Arctic Frost may not be the biggest scandal in American history – not when the government was used to frame a presidential candidate as a Kremlin ally, or when a White House cabal blatantly hid a president’s dementia from the public with the media’s help.
But the recent revelation of the Biden administration’s astonishing 2022 spying on some 430 conservatives under Arctic Frost makes it hands-down the most frightening scandal in U.S. history – for the shocking scope and brazenness of the dubious domestic spying operation.

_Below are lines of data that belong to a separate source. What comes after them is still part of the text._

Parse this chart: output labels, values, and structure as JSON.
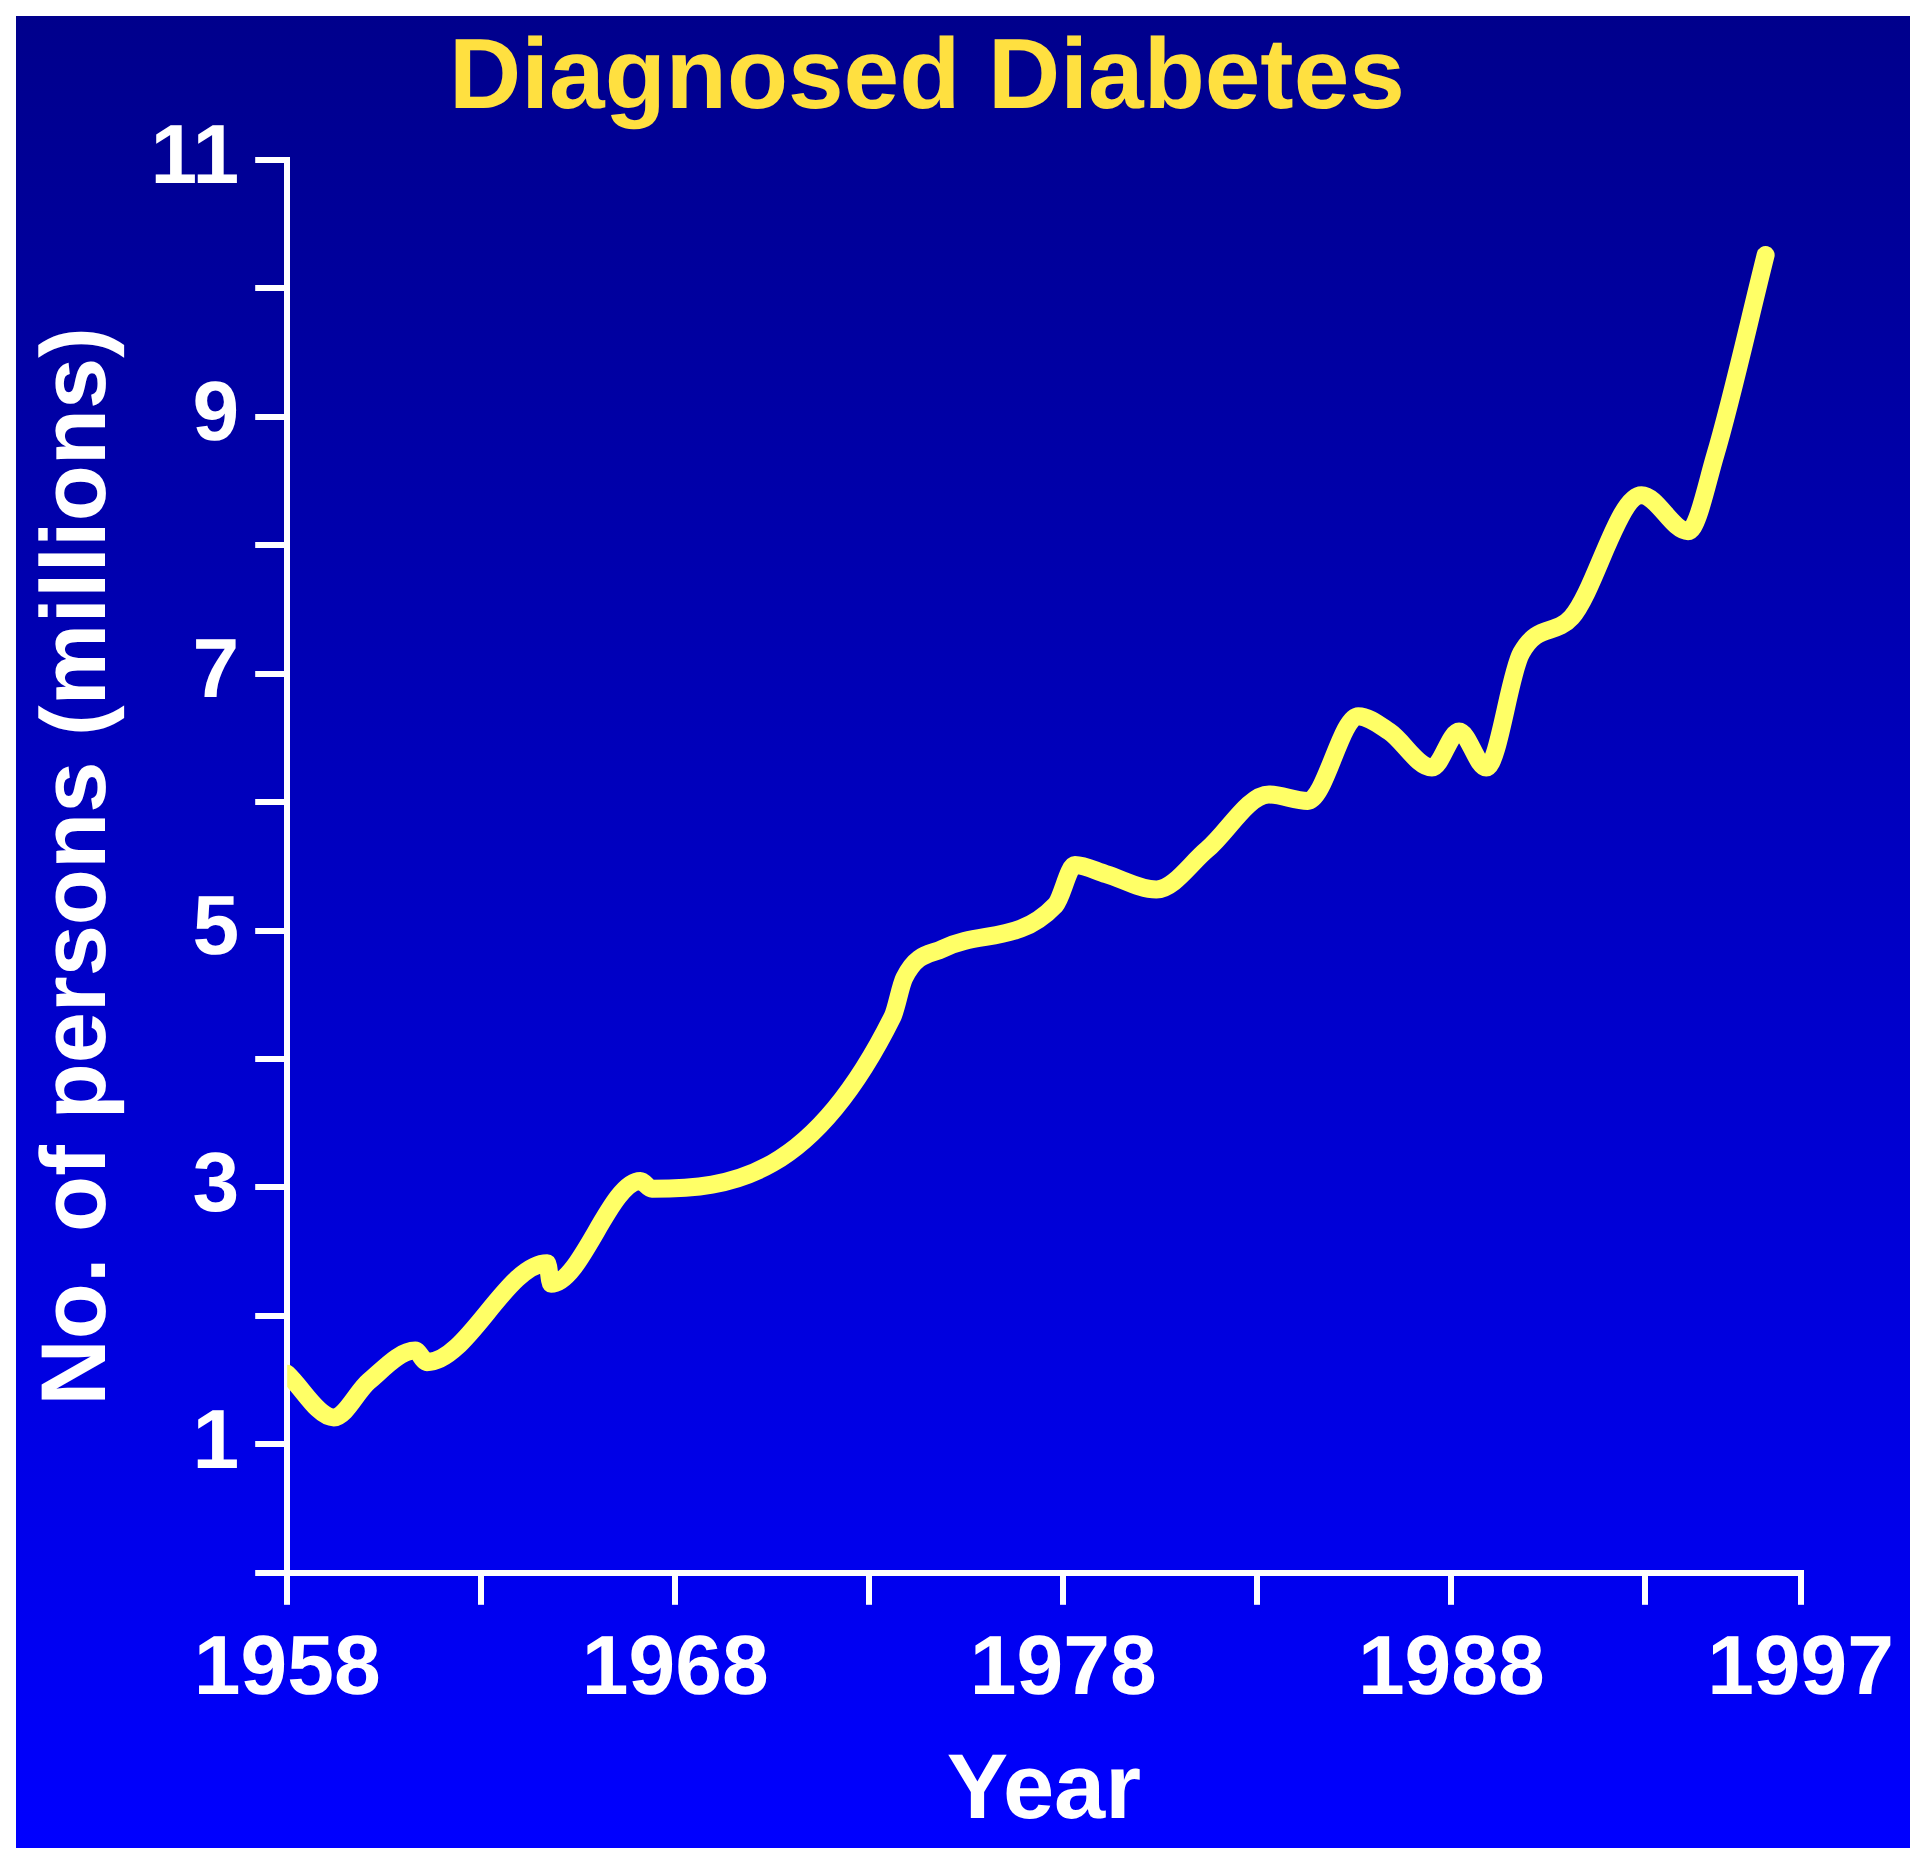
{
  "chart_data": {
    "type": "line",
    "title": "Diagnosed Diabetes",
    "xlabel": "Year",
    "ylabel": "No. of persons (millions)",
    "x": [
      1958,
      1959.2,
      1960.1,
      1961.3,
      1961.6,
      1964.7,
      1964.8,
      1967.1,
      1967.4,
      1973.6,
      1973.9,
      1974.9,
      1977.8,
      1978.3,
      1979.1,
      1980.4,
      1981.7,
      1983.3,
      1984.3,
      1985.6,
      1986.4,
      1987.5,
      1988.2,
      1988.9,
      1989.8,
      1991.1,
      1992.9,
      1994.1,
      1994.8,
      1996.1
    ],
    "series": [
      {
        "color": "#ffff66",
        "values": [
          1.55,
          1.21,
          1.49,
          1.73,
          1.64,
          2.41,
          2.25,
          3.05,
          2.99,
          4.33,
          4.63,
          4.86,
          5.2,
          5.51,
          5.44,
          5.32,
          5.63,
          6.06,
          6.01,
          6.67,
          6.55,
          6.27,
          6.55,
          6.27,
          7.16,
          7.44,
          8.39,
          8.11,
          8.7,
          10.26
        ]
      }
    ],
    "xlim": [
      1958,
      1997
    ],
    "xticks": [
      1958,
      {
        "value": 1963,
        "label": null
      },
      1968,
      {
        "value": 1973,
        "label": null
      },
      1978,
      {
        "value": 1983,
        "label": null
      },
      1988,
      {
        "value": 1993,
        "label": null
      },
      1997
    ],
    "ylim": [
      0,
      11
    ],
    "yticks": [
      {
        "value": 0,
        "label": null
      },
      1,
      {
        "value": 2,
        "label": null
      },
      3,
      {
        "value": 4,
        "label": null
      },
      5,
      {
        "value": 6,
        "label": null
      },
      7,
      {
        "value": 8,
        "label": null
      },
      9,
      {
        "value": 10,
        "label": null
      },
      11
    ],
    "grid": false,
    "legend": false,
    "marker": "none",
    "line_style": "solid"
  }
}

In case you’ve missed it – and you likely have, if you get your news from legacy media – over a year after the Jan. 6 Capitol protest, and in advance of an obvious Trump reelection campaign, Biden special counsel Jack Smith used Arctic Frost, and the fearsome levers of federal might, as a pretext to spy on the political opposition.
According to the Senate Judiciary Committee, Smith issued 197 subpoenas to 34 individuals and 163 businesses covering “at least 430 named Republican individuals and entities.”
In a sweeping fishing expedition aimed at catching any Trump supporter it could in a misdeed – or just to find out what they know – the Biden administration cast a vast net to haul in citizens’ bank records and all communications between his unsuspecting targets and media outlets, the Trump White House and Congress.
Specifically, Senate Judiciary Committee Chairman Chuck Grassley, R-Iowa, said Smith was fishing for:
- Communications with media companies such as CBS, Fox News, Fox Business, Newsmax, Sinclair and others.
- Communications with “any member, employee or agent of the Legislative Branch of the U.S. Government.”
- Communications with White House advisors, such as Stephen Miller, Dan Scavino, Jared Kushner, Lara Trump and others.
- Statistical data and analysis relating to donors and fundraising efforts.
- Broad financial data relating to conservative individuals and entities.
Stasi much? What alleged crime was the predicate for spying on so many fellow Americans, pray tell? What kind of government is used to spy so flagrantly and unashamedly on its own citizens, and with such sinister groundlessness?
Not a free country’s government, that’s for sure.
Arctic Frost’s deep-sea trawling in the lives of hundreds of innocent Americans is exceeded in scope, but not nefariousness, only by Barack Obama’s massive National Security Agency spying scandal, the one exposed by government whistleblower Edward Snowden.
Still, the tundra-sized Arctic Frost scandal far eclipses dreaded Watergate – which generously gave all future scandals its “-gate” suffix – for sheer size, audacity and constitutional effrontery and disdain.
Consider the differences between Watergate and Arctic Frost:
Watergate was a reelection campaign’s slipshod attempt to spy on a hapless opposition – an operation involving five Keystone Burglars who couldn’t shoot a flashlight straight.
Watergate was not an official government scheme, and didn’t target hundreds of civilians’ communications and even bank records. Arctic Frost, in contrast, was a spying operation by a fully armed and operational government against some 400 perceived political enemies, mostly in the private sector and merely because of their political views.
Nor did Watergate manage to spy on eight Republican U.S. senators and one GOP congressman, as Arctic Frost infamously did in its historic rubicon-crossing.
Set against the magnitude and the gall of Arctic Frost, Watergate now appears, as the Nixon administration so cynically put it, to be a “third-rate burglary.”
The media’s role in the two scandals also couldn’t be more divergent.
Watergate was media-driven, by Washington Post reporters who became legends of journalism. In sharp contrast, it took the second Trump administration to unveil the Arctic Frost scandal. And since then, the legacy media have appeared intent on burying the scandal rather than shining a light on it.
“Not one single broadcast network aired one solitary second” of Arctic Frost coverage in the days immediately following its Oct. 30 reveal, Media Research Center President David Bozell notes.
“Normally they’ll mention it in the most innocuous way so they can later say, ‘We covered it,’ but this time they didn’t even bother.”
The country actually got more coverage, and more overheated coverage, of the innocuous addition of a White House ballroom. Just stew in that for a moment while honest historians wait to pounce.
In contrast, liberals covered themselves with what they thought was glory, and gave themselves “prestigious” awards, for their breathless coverage of a Trump Russia collusion that not only never occurred, but which was the concoction of the Hillary Clinton campaign, the Democratic National Committee and, subsequently, the Obama administration.
Neither could the politics of Watergate and Arctic Frost be more dissimilar: Back in the 1970s, Republicans joined with Democrats in helping chase a GOP president from office for the Watergate coverup. Today, nary a Democrat would deign to even acknowledge the much bigger Arctic Frost scandal, much less help bring the perpetrators to justice.
Let’s hope the two scandals at least have that kind of accountability in common.